Rule 4: Once upon a time…Daily…One day…Because of that and that…Finally. A story progression more for cartoons or picture books than YA or adult.
Rule 5: Keep it simple. Maybe even combine characters. If you stumble on something in your story, go around it, come back later (if you decide to). I heard it as KISS-Keep It Simple, Stupid.
Rule 6: What are your main character’s strengths? Throw the worst at them. Can they handle it? (I always heard it as ruin your POV character’s day)
Rule 7: Figure out the ending then worry about the middle. I’ve been told that at workshops.
Rule 8: Even if it’s not perfect, finish your story. Learn from it. What’s the perfect story look like?
Rule 9: When you get stuck, make a list of what won’t happen next. Hopefully the next step will appear. Take your reader where they’re not expecting to go.
Rule 10: Dissect the stories you like, understand story structure. Your story will be a part of you, but you have to understand it before you can write it.
Rule 11: Don’t leave a story in your head, get it on paper even if it’s flawed. It may be a late bloomer.

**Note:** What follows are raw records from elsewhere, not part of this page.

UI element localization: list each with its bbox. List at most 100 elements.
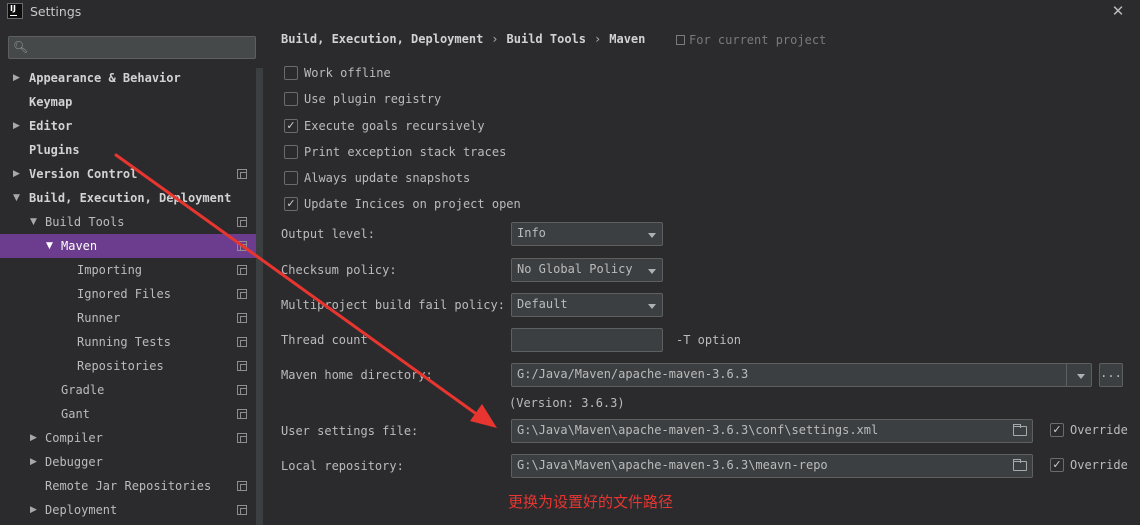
- tree-item-label: Repositories: [77, 359, 164, 373]
- tree-item-label: Compiler: [45, 431, 103, 445]
- tree-item-label: Gant: [61, 407, 90, 421]
- annotation-text: 更换为设置好的文件路径: [508, 493, 674, 511]
- project-scope-icon: [676, 35, 685, 45]
- multiproject-fail-policy-label: Multiproject build fail policy:: [281, 298, 505, 312]
- user-settings-input[interactable]: G:\Java\Maven\apache-maven-3.6.3\conf\se…: [511, 419, 1033, 443]
- maven-settings-panel: Build, Execution, Deployment › Build Tools…: [263, 24, 1140, 525]
- always-update-snapshots-label: Always update snapshots: [304, 171, 471, 185]
- breadcrumb-item[interactable]: Build Tools: [507, 32, 586, 46]
- local-repository-label: Local repository:: [281, 459, 404, 473]
- project-scope-icon: [237, 433, 247, 443]
- expand-arrow-icon[interactable]: ▶: [30, 498, 37, 522]
- tree-item-build-execution-deployment[interactable]: ▼ Build, Execution, Deployment: [0, 186, 256, 210]
- execute-goals-recursively-label: Execute goals recursively: [304, 119, 485, 133]
- user-settings-value: G:\Java\Maven\apache-maven-3.6.3\conf\se…: [517, 423, 879, 437]
- sidebar-scrollbar[interactable]: [256, 68, 263, 525]
- expand-arrow-icon[interactable]: ▶: [30, 450, 37, 474]
- output-level-select[interactable]: Info: [511, 222, 663, 246]
- expand-arrow-icon[interactable]: ▶: [30, 426, 37, 450]
- output-level-value: Info: [517, 226, 546, 240]
- chevron-down-icon: [1077, 374, 1085, 379]
- folder-icon[interactable]: [1013, 424, 1027, 436]
- close-icon[interactable]: ✕: [1110, 3, 1126, 19]
- maven-home-select[interactable]: G:/Java/Maven/apache-maven-3.6.3: [511, 363, 1092, 387]
- tree-item-running-tests[interactable]: Running Tests: [0, 330, 256, 354]
- collapse-arrow-icon[interactable]: ▼: [46, 234, 53, 258]
- tree-item-label: Gradle: [61, 383, 105, 397]
- tree-item-label: Ignored Files: [77, 287, 171, 301]
- use-plugin-registry-checkbox[interactable]: [284, 92, 298, 106]
- title-bar: IJ Settings ✕: [0, 0, 1140, 24]
- tree-item-label: Importing: [77, 263, 143, 277]
- project-scope-icon: [237, 241, 247, 251]
- tree-item-label: Keymap: [29, 95, 73, 109]
- window-title: Settings: [30, 4, 82, 19]
- print-exception-stack-traces-checkbox[interactable]: [284, 145, 298, 159]
- tree-item-label: Maven: [61, 239, 98, 253]
- output-level-label: Output level:: [281, 227, 375, 241]
- update-indices-checkbox[interactable]: ✓: [284, 197, 298, 211]
- multiproject-fail-policy-select[interactable]: Default: [511, 293, 663, 317]
- breadcrumb-separator: ›: [491, 32, 499, 46]
- folder-icon[interactable]: [1013, 459, 1027, 471]
- print-exception-stack-traces-label: Print exception stack traces: [304, 145, 507, 159]
- project-scope-icon: [237, 505, 247, 515]
- user-settings-override-label: Override: [1070, 423, 1128, 437]
- work-offline-label: Work offline: [304, 66, 391, 80]
- tree-item-repositories[interactable]: Repositories: [0, 354, 256, 378]
- expand-arrow-icon[interactable]: ▶: [13, 162, 20, 186]
- project-scope-icon: [237, 169, 247, 179]
- project-scope-icon: [237, 289, 247, 299]
- tree-item-gant[interactable]: Gant: [0, 402, 256, 426]
- divider: [1066, 364, 1067, 386]
- tree-item-compiler[interactable]: ▶ Compiler: [0, 426, 256, 450]
- execute-goals-recursively-checkbox[interactable]: ✓: [284, 119, 298, 133]
- tree-item-deployment[interactable]: ▶ Deployment: [0, 498, 256, 522]
- tree-item-ignored-files[interactable]: Ignored Files: [0, 282, 256, 306]
- project-scope-icon: [237, 409, 247, 419]
- breadcrumb-item: Maven: [609, 32, 646, 46]
- tree-item-label: Editor: [29, 119, 73, 133]
- tree-item-gradle[interactable]: Gradle: [0, 378, 256, 402]
- breadcrumb-item[interactable]: Build, Execution, Deployment: [281, 32, 483, 46]
- tree-item-runner[interactable]: Runner: [0, 306, 256, 330]
- multiproject-fail-policy-value: Default: [517, 297, 568, 311]
- maven-home-label: Maven home directory:: [281, 368, 433, 382]
- tree-item-editor[interactable]: ▶ Editor: [0, 114, 256, 138]
- work-offline-checkbox[interactable]: [284, 66, 298, 80]
- search-field[interactable]: 🔍︎: [8, 36, 256, 59]
- tree-item-remote-jar-repositories[interactable]: Remote Jar Repositories: [0, 474, 256, 498]
- collapse-arrow-icon[interactable]: ▼: [30, 210, 37, 234]
- always-update-snapshots-checkbox[interactable]: [284, 171, 298, 185]
- project-scope-icon: [237, 313, 247, 323]
- tree-item-debugger[interactable]: ▶ Debugger: [0, 450, 256, 474]
- tree-item-build-tools[interactable]: ▼ Build Tools: [0, 210, 256, 234]
- project-scope-icon: [237, 385, 247, 395]
- checksum-policy-select[interactable]: No Global Policy: [511, 258, 663, 282]
- user-settings-label: User settings file:: [281, 424, 419, 438]
- collapse-arrow-icon[interactable]: ▼: [13, 186, 20, 210]
- search-input[interactable]: [33, 39, 248, 56]
- local-repository-override-label: Override: [1070, 458, 1128, 472]
- tree-item-label: Remote Jar Repositories: [45, 479, 212, 493]
- browse-maven-home-button[interactable]: ...: [1099, 363, 1123, 387]
- maven-version-text: (Version: 3.6.3): [509, 396, 625, 410]
- tree-item-version-control[interactable]: ▶ Version Control: [0, 162, 256, 186]
- tree-item-label: Version Control: [29, 167, 138, 181]
- thread-count-label: Thread count: [281, 333, 368, 347]
- tree-item-keymap[interactable]: Keymap: [0, 90, 256, 114]
- project-scope-icon: [237, 361, 247, 371]
- user-settings-override-checkbox[interactable]: ✓: [1050, 423, 1064, 437]
- expand-arrow-icon[interactable]: ▶: [13, 66, 20, 90]
- tree-item-maven[interactable]: ▼ Maven: [0, 234, 256, 258]
- tree-item-plugins[interactable]: Plugins: [0, 138, 256, 162]
- update-indices-label: Update Incices on project open: [304, 197, 521, 211]
- local-repository-input[interactable]: G:\Java\Maven\apache-maven-3.6.3\meavn-r…: [511, 454, 1033, 478]
- chevron-down-icon: [648, 269, 656, 274]
- expand-arrow-icon[interactable]: ▶: [13, 114, 20, 138]
- tree-item-appearance-behavior[interactable]: ▶ Appearance & Behavior: [0, 66, 256, 90]
- checksum-policy-label: Checksum policy:: [281, 263, 397, 277]
- thread-count-input[interactable]: [511, 328, 663, 352]
- local-repository-override-checkbox[interactable]: ✓: [1050, 458, 1064, 472]
- tree-item-importing[interactable]: Importing: [0, 258, 256, 282]
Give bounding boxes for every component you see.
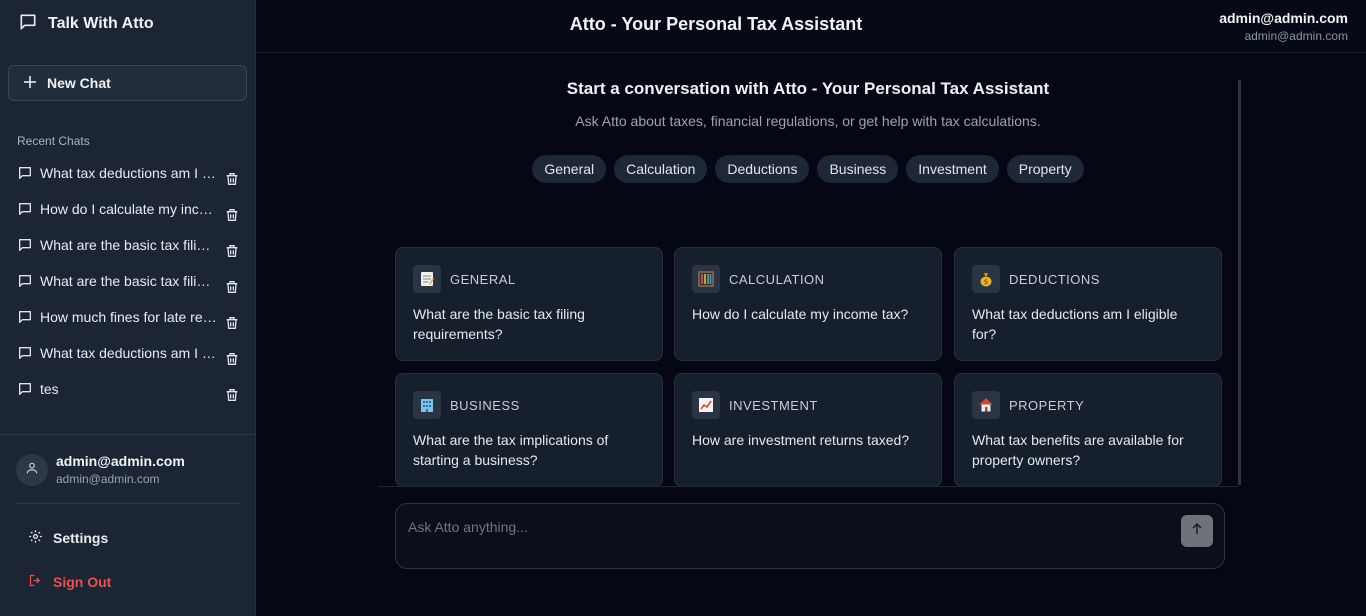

Rule 12: Plot twists—don’t use your first idea or the second and so on. Surprise yourself, but make the plot twist believable.
Rule 13: Make your character strong, even opinioned, but never wishy-washy. (Charlie Brown had opinionated secondary characters)
Rule 14: Why do you have to tell this particular tale? If you don’t have a reason, maybe you shouldn’t. (but read rule 8)
Rule 15: You have to experience your POV character’s emotions, feelings etc. as if it’s really you. I.e. suffer or celebrate with them.
Rule 16: Raise the stakes. Even if the character fails in the middle of the story, raise the stakes anyway.
Rule 17: Don’t throw away manuscripts that don’t work. Someday you will find a need for them.
Rule 18: Do your best and don’t worry about failure. Thomas Edison always said he had a 1000 failures for every success.
Rule 19: You can use coincidence to get a character in trouble, but not to solve their problems. I.e. make it believable.
Rule 20: Exercise: Take a story you don’t like. What would you do to make it a good story? Or do the opposite, what would ruin a story you like?
Rule 21: Identify with your POV character. Understand why they act and say the way they do. Be them.
Rule 22: Do you understand the heart of your story? Is your story buried in your manuscript? I.e. have you overwritten? Decide the plot arc and subplots, then and delete that doesn’t advance the plot.